Ottenuta la cittadinanza svizzera, diede inizio a una vasta attività commerciale e bancaria; nella sua casa accolse e aiutò numerosi emigrati, fra cui Felice Orsini, Carlo De Cristoforis, Bernardino Sacchi, Maurizio Quadrio, Gaspare Rosales, lo stesso Mazzini, con cui strinse forti legami. Il 23 apr. 1855 Mazzini diede ad Emily Hawkes (Epistolario, XXXI, p. 170) notizia del disastro finanziario delle famiglie Caronti e Casati, che erano state costrette a lasciare la Svizzera per sfuggire ai creditori. Della triste vicenda che colpiva il C. troviamo l'eco nel diario dell'esule Pietro Cironi e nelle lettere, tuttora inedite, che da Zurigo inviava in quegli anni a G. B. Cuneo, residente a Buenos Aires, Filippo De Boni. Dal Cironi apprendiamo che il C. pensò al suicidio (Bibl. naz. di Firenze, Diario, 8 apr. 1855);dal Mazzini che egli nell'aprile trovavasi a Londra nell'attesa di imbarcarsi per il Sudamerica (Epistolario, XXXI, p. 193), dal De Boni che fra l'ottobre e il novembre aveva raggiunto Buenos Aires.

Quasi certamente il C. giunse a Buenos Aires il 22 ott. 1855, sulla stessa nave in cui viaggiava il patriota chietino colonnello Silvino Olivieri, appena liberato dalle carceri pontificie a condizione che ritornasse in Argentina, per la cui indipendenza aveva combattuto. Nella Legione agricolo-militare formata per incarico del governo argentino allo scopo di costituire, nella zona di Bahia Blanca, l'avamposto verso il Sud della penetrazione bianca in territorio indio e della colonizzazione. agricola, il C. doveva assumere, fin dal suo arrivo, una posizione di primo piano: ebbe, infatti, nel Consiglio di amministrazione il grado di capitano commissario, con il compito di convogliare verso Bahia Blanca uomini e materiali. La nuova colonia veniva chiamata con il nome augurale di Nuova Roma. Dopo la tragica fine dell'Olivieri (29 sett. 1856), il C. diresse l'inchiesta ordinata dal governo argentino e successivamente assunse i poteri civili nella colonia, proponendo per il comando militare un ex commilitone di Garibaldi, dal 1848 comandante della Legione italiana di Montevideo, il colonnello Antonio Susini.

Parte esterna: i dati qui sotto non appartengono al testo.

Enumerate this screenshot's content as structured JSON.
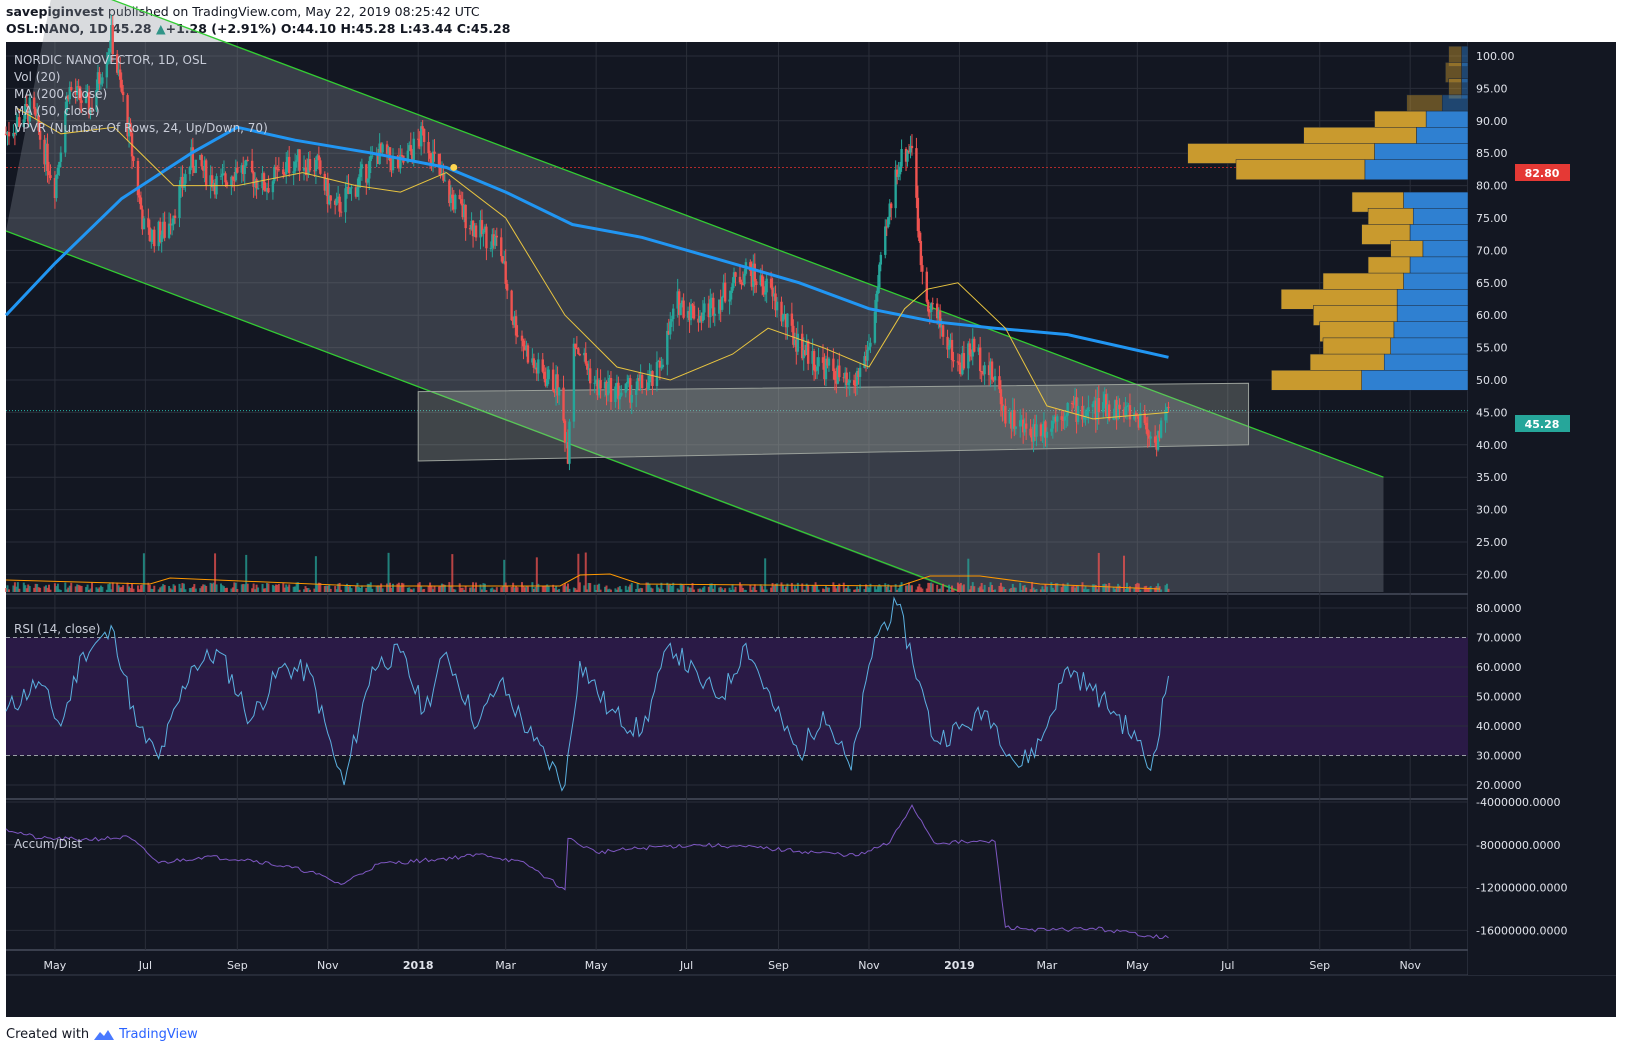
{
  "header": {
    "author": "savepiginvest",
    "published_text": "published on TradingView.com, May 22, 2019 08:25:42 UTC",
    "symbol": "OSL:NANO, 1D",
    "last": "45.28",
    "change": "+1.28 (+2.91%)",
    "open_label": "O:",
    "open": "44.10",
    "high_label": "H:",
    "high": "45.28",
    "low_label": "L:",
    "low": "43.44",
    "close_label": "C:",
    "close": "45.28"
  },
  "indicators": {
    "title": "NORDIC NANOVECTOR, 1D, OSL",
    "vol": "Vol (20)",
    "ma200": "MA (200, close)",
    "ma50": "MA (50, close)",
    "vpvr": "VPVR (Number Of Rows, 24, Up/Down, 70)",
    "rsi": "RSI (14, close)",
    "accum": "Accum/Dist"
  },
  "badges": {
    "red": "82.80",
    "green": "45.28"
  },
  "footer": {
    "created": "Created with",
    "brand": "TradingView"
  },
  "colors": {
    "bg": "#131722",
    "up": "#26a69a",
    "down": "#ef5350",
    "ma200": "#2196f3",
    "ma50": "#e8c440",
    "channel": "#33cc33",
    "rsi": "#5bb0e0",
    "rsi_band": "#2a1a46",
    "ad": "#7e57c2",
    "vp_up": "#2f80d1",
    "vp_down": "#c99a2e"
  },
  "chart_data": [
    {
      "type": "candlestick",
      "title": "NORDIC NANOVECTOR, 1D, OSL",
      "x_ticks": [
        "May",
        "Jul",
        "Sep",
        "Nov",
        "2018",
        "Mar",
        "May",
        "Jul",
        "Sep",
        "Nov",
        "2019",
        "Mar",
        "May",
        "Jul",
        "Sep",
        "Nov"
      ],
      "y_ticks": [
        "100.00",
        "95.00",
        "90.00",
        "85.00",
        "80.00",
        "75.00",
        "70.00",
        "65.00",
        "60.00",
        "55.00",
        "50.00",
        "45.00",
        "40.00",
        "35.00",
        "30.00",
        "25.00",
        "20.00"
      ],
      "ylim": [
        17.5,
        102
      ],
      "price_path": [
        [
          "2017-03-29",
          88
        ],
        [
          "2017-04-15",
          92
        ],
        [
          "2017-05-01",
          80
        ],
        [
          "2017-05-10",
          95
        ],
        [
          "2017-05-25",
          92
        ],
        [
          "2017-06-08",
          103
        ],
        [
          "2017-06-20",
          88
        ],
        [
          "2017-07-01",
          72
        ],
        [
          "2017-07-15",
          73
        ],
        [
          "2017-08-01",
          84
        ],
        [
          "2017-08-20",
          80
        ],
        [
          "2017-09-01",
          83
        ],
        [
          "2017-09-20",
          80
        ],
        [
          "2017-10-10",
          84
        ],
        [
          "2017-10-25",
          83
        ],
        [
          "2017-11-05",
          76
        ],
        [
          "2017-11-20",
          80
        ],
        [
          "2017-12-05",
          85
        ],
        [
          "2017-12-20",
          83
        ],
        [
          "2018-01-05",
          88
        ],
        [
          "2018-01-20",
          79
        ],
        [
          "2018-02-10",
          73
        ],
        [
          "2018-02-25",
          71
        ],
        [
          "2018-03-05",
          60
        ],
        [
          "2018-03-20",
          52
        ],
        [
          "2018-04-05",
          49
        ],
        [
          "2018-04-12",
          39
        ],
        [
          "2018-04-15",
          57
        ],
        [
          "2018-05-01",
          49
        ],
        [
          "2018-05-20",
          48
        ],
        [
          "2018-06-10",
          50
        ],
        [
          "2018-06-25",
          62
        ],
        [
          "2018-07-10",
          60
        ],
        [
          "2018-07-25",
          63
        ],
        [
          "2018-08-10",
          67
        ],
        [
          "2018-08-25",
          64
        ],
        [
          "2018-09-10",
          57
        ],
        [
          "2018-09-25",
          53
        ],
        [
          "2018-10-10",
          51
        ],
        [
          "2018-10-20",
          48
        ],
        [
          "2018-11-01",
          55
        ],
        [
          "2018-11-10",
          69
        ],
        [
          "2018-11-20",
          83
        ],
        [
          "2018-12-01",
          87
        ],
        [
          "2018-12-05",
          70
        ],
        [
          "2018-12-10",
          63
        ],
        [
          "2018-12-20",
          58
        ],
        [
          "2018-12-31",
          52
        ],
        [
          "2019-01-10",
          55
        ],
        [
          "2019-01-25",
          50
        ],
        [
          "2019-02-01",
          45
        ],
        [
          "2019-02-15",
          42
        ],
        [
          "2019-03-01",
          43
        ],
        [
          "2019-03-15",
          46
        ],
        [
          "2019-03-25",
          45
        ],
        [
          "2019-04-10",
          46
        ],
        [
          "2019-04-25",
          45
        ],
        [
          "2019-05-05",
          44
        ],
        [
          "2019-05-12",
          40
        ],
        [
          "2019-05-22",
          45.28
        ]
      ],
      "ma200_path": [
        [
          "2017-03-29",
          60
        ],
        [
          "2017-05-01",
          68
        ],
        [
          "2017-06-15",
          78
        ],
        [
          "2017-08-01",
          85
        ],
        [
          "2017-09-01",
          89
        ],
        [
          "2017-10-10",
          87
        ],
        [
          "2017-12-01",
          85
        ],
        [
          "2018-01-20",
          82.8
        ],
        [
          "2018-03-01",
          79
        ],
        [
          "2018-04-15",
          74
        ],
        [
          "2018-06-01",
          72
        ],
        [
          "2018-08-01",
          68
        ],
        [
          "2018-09-15",
          65
        ],
        [
          "2018-11-01",
          61
        ],
        [
          "2018-12-15",
          59
        ],
        [
          "2019-01-25",
          58
        ],
        [
          "2019-03-15",
          57
        ],
        [
          "2019-05-22",
          53.5
        ]
      ],
      "ma50_path": [
        [
          "2017-04-05",
          92
        ],
        [
          "2017-05-05",
          88
        ],
        [
          "2017-06-10",
          89
        ],
        [
          "2017-07-20",
          80
        ],
        [
          "2017-09-01",
          80
        ],
        [
          "2017-10-15",
          82
        ],
        [
          "2017-11-20",
          80
        ],
        [
          "2017-12-20",
          79
        ],
        [
          "2018-01-20",
          82
        ],
        [
          "2018-03-01",
          75
        ],
        [
          "2018-04-10",
          60
        ],
        [
          "2018-05-15",
          52
        ],
        [
          "2018-06-20",
          50
        ],
        [
          "2018-08-01",
          54
        ],
        [
          "2018-08-25",
          58
        ],
        [
          "2018-10-01",
          55
        ],
        [
          "2018-11-01",
          52
        ],
        [
          "2018-11-25",
          61
        ],
        [
          "2018-12-10",
          64
        ],
        [
          "2018-12-31",
          65
        ],
        [
          "2019-02-01",
          58
        ],
        [
          "2019-03-01",
          46
        ],
        [
          "2019-04-01",
          44
        ],
        [
          "2019-05-22",
          45
        ]
      ],
      "channel_upper": [
        [
          "2017-05-01",
          112
        ],
        [
          "2019-10-14",
          35
        ]
      ],
      "channel_lower": [
        [
          "2017-03-29",
          73
        ],
        [
          "2018-12-31",
          17.5
        ]
      ],
      "consolidation_box": [
        [
          "2018-01-01",
          48.2
        ],
        [
          "2019-07-15",
          49.5
        ],
        [
          "2019-07-15",
          40
        ],
        [
          "2018-01-01",
          37.5
        ]
      ],
      "volume_profile": [
        {
          "price": 100,
          "up": 0.02,
          "down": 0.04
        },
        {
          "price": 97.5,
          "up": 0.02,
          "down": 0.05
        },
        {
          "price": 95,
          "up": 0.02,
          "down": 0.04
        },
        {
          "price": 92.5,
          "up": 0.08,
          "down": 0.11
        },
        {
          "price": 90,
          "up": 0.13,
          "down": 0.16
        },
        {
          "price": 87.5,
          "up": 0.16,
          "down": 0.35
        },
        {
          "price": 85,
          "up": 0.29,
          "down": 0.58
        },
        {
          "price": 82.5,
          "up": 0.32,
          "down": 0.4
        },
        {
          "price": 77.5,
          "up": 0.2,
          "down": 0.16
        },
        {
          "price": 75,
          "up": 0.17,
          "down": 0.14
        },
        {
          "price": 72.5,
          "up": 0.18,
          "down": 0.15
        },
        {
          "price": 70,
          "up": 0.14,
          "down": 0.1
        },
        {
          "price": 67.5,
          "up": 0.18,
          "down": 0.13
        },
        {
          "price": 65,
          "up": 0.2,
          "down": 0.25
        },
        {
          "price": 62.5,
          "up": 0.22,
          "down": 0.36
        },
        {
          "price": 60,
          "up": 0.22,
          "down": 0.26
        },
        {
          "price": 57.5,
          "up": 0.23,
          "down": 0.23
        },
        {
          "price": 55,
          "up": 0.24,
          "down": 0.21
        },
        {
          "price": 52.5,
          "up": 0.26,
          "down": 0.23
        },
        {
          "price": 50,
          "up": 0.33,
          "down": 0.28
        }
      ]
    },
    {
      "type": "line",
      "title": "RSI (14, close)",
      "y_ticks": [
        "80.0000",
        "70.0000",
        "60.0000",
        "50.0000",
        "40.0000",
        "30.0000",
        "20.0000"
      ],
      "ylim": [
        17,
        83
      ],
      "band": [
        30,
        70
      ],
      "path": [
        [
          "2017-03-29",
          45
        ],
        [
          "2017-04-20",
          55
        ],
        [
          "2017-05-05",
          40
        ],
        [
          "2017-05-20",
          65
        ],
        [
          "2017-06-10",
          72
        ],
        [
          "2017-06-25",
          40
        ],
        [
          "2017-07-10",
          29
        ],
        [
          "2017-08-01",
          60
        ],
        [
          "2017-08-20",
          65
        ],
        [
          "2017-09-10",
          42
        ],
        [
          "2017-10-01",
          60
        ],
        [
          "2017-10-20",
          58
        ],
        [
          "2017-11-05",
          30
        ],
        [
          "2017-11-12",
          20
        ],
        [
          "2017-12-01",
          60
        ],
        [
          "2017-12-20",
          65
        ],
        [
          "2018-01-05",
          45
        ],
        [
          "2018-01-20",
          65
        ],
        [
          "2018-02-10",
          40
        ],
        [
          "2018-02-25",
          55
        ],
        [
          "2018-03-20",
          35
        ],
        [
          "2018-04-10",
          20
        ],
        [
          "2018-04-20",
          62
        ],
        [
          "2018-05-10",
          45
        ],
        [
          "2018-06-01",
          38
        ],
        [
          "2018-06-20",
          68
        ],
        [
          "2018-07-10",
          55
        ],
        [
          "2018-07-25",
          50
        ],
        [
          "2018-08-10",
          68
        ],
        [
          "2018-08-30",
          45
        ],
        [
          "2018-09-15",
          30
        ],
        [
          "2018-10-01",
          45
        ],
        [
          "2018-10-20",
          25
        ],
        [
          "2018-11-05",
          70
        ],
        [
          "2018-11-20",
          81
        ],
        [
          "2018-12-05",
          55
        ],
        [
          "2018-12-15",
          35
        ],
        [
          "2019-01-05",
          40
        ],
        [
          "2019-01-20",
          45
        ],
        [
          "2019-02-10",
          26
        ],
        [
          "2019-02-25",
          35
        ],
        [
          "2019-03-15",
          60
        ],
        [
          "2019-04-01",
          52
        ],
        [
          "2019-04-15",
          45
        ],
        [
          "2019-05-01",
          35
        ],
        [
          "2019-05-10",
          25
        ],
        [
          "2019-05-22",
          57
        ]
      ]
    },
    {
      "type": "line",
      "title": "Accum/Dist",
      "y_ticks": [
        "-4000000.0000",
        "-8000000.0000",
        "-12000000.0000",
        "-16000000.0000"
      ],
      "ylim": [
        -17800000,
        -3500000
      ],
      "path": [
        [
          "2017-03-29",
          -6500000
        ],
        [
          "2017-04-20",
          -7400000
        ],
        [
          "2017-05-20",
          -7500000
        ],
        [
          "2017-06-20",
          -7300000
        ],
        [
          "2017-07-10",
          -9700000
        ],
        [
          "2017-08-10",
          -9100000
        ],
        [
          "2017-09-10",
          -9400000
        ],
        [
          "2017-10-20",
          -10500000
        ],
        [
          "2017-11-10",
          -11700000
        ],
        [
          "2017-12-05",
          -9800000
        ],
        [
          "2018-01-10",
          -9400000
        ],
        [
          "2018-02-15",
          -8900000
        ],
        [
          "2018-03-15",
          -9800000
        ],
        [
          "2018-04-10",
          -12200000
        ],
        [
          "2018-04-12",
          -7400000
        ],
        [
          "2018-05-01",
          -8700000
        ],
        [
          "2018-06-10",
          -8200000
        ],
        [
          "2018-07-10",
          -8000000
        ],
        [
          "2018-08-10",
          -8200000
        ],
        [
          "2018-09-15",
          -8600000
        ],
        [
          "2018-10-25",
          -9000000
        ],
        [
          "2018-11-15",
          -7800000
        ],
        [
          "2018-11-30",
          -4300000
        ],
        [
          "2018-12-15",
          -7800000
        ],
        [
          "2019-01-25",
          -7700000
        ],
        [
          "2019-02-01",
          -15700000
        ],
        [
          "2019-03-01",
          -16000000
        ],
        [
          "2019-04-01",
          -15800000
        ],
        [
          "2019-05-22",
          -16700000
        ]
      ]
    }
  ]
}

Il C., con il grado di maggiore dell'esercito, promosse nella colonia una febbrile attività di sviluppo che spaziò dal campo edilizio (costruzione del molo, di una chiesa, della scuola, del poligono di tiro, di ponti, ecc.) a quello topografico e geografico (rilievi dei confini del dipartimento di Bahia Blanca e dell'altopiano della Sierra de las Ventanas, al tracciato della prima ferrovia per Buenos Aires), da quello meteorologico a quello agricolo e forestale (introduzione, per es., del pino marittimo). Anche in campo militare, nel maggio 1859, collaborando con il Susini, riuscì a respingere un attacco improvviso a Bahia Blanca effettuato da una banda di tremila indios. Fu socio di numerose istituzioni scientifiche, particolarmente argentine ed italiane, fra cui la Società geografica italiana e la Società meteorologica italiana, e rivestì anche la carica onorifica di agente consolare d'Italia.

Dalle sue nozze con Adele Casati nacquero tre figli, Juan, Felipe e Luis, quest'ultimo fu alto ufficiale dell'esercito argentino, giornalista e deputato.

Il C. morì a Bahia Blanca il 16 ott. 1883.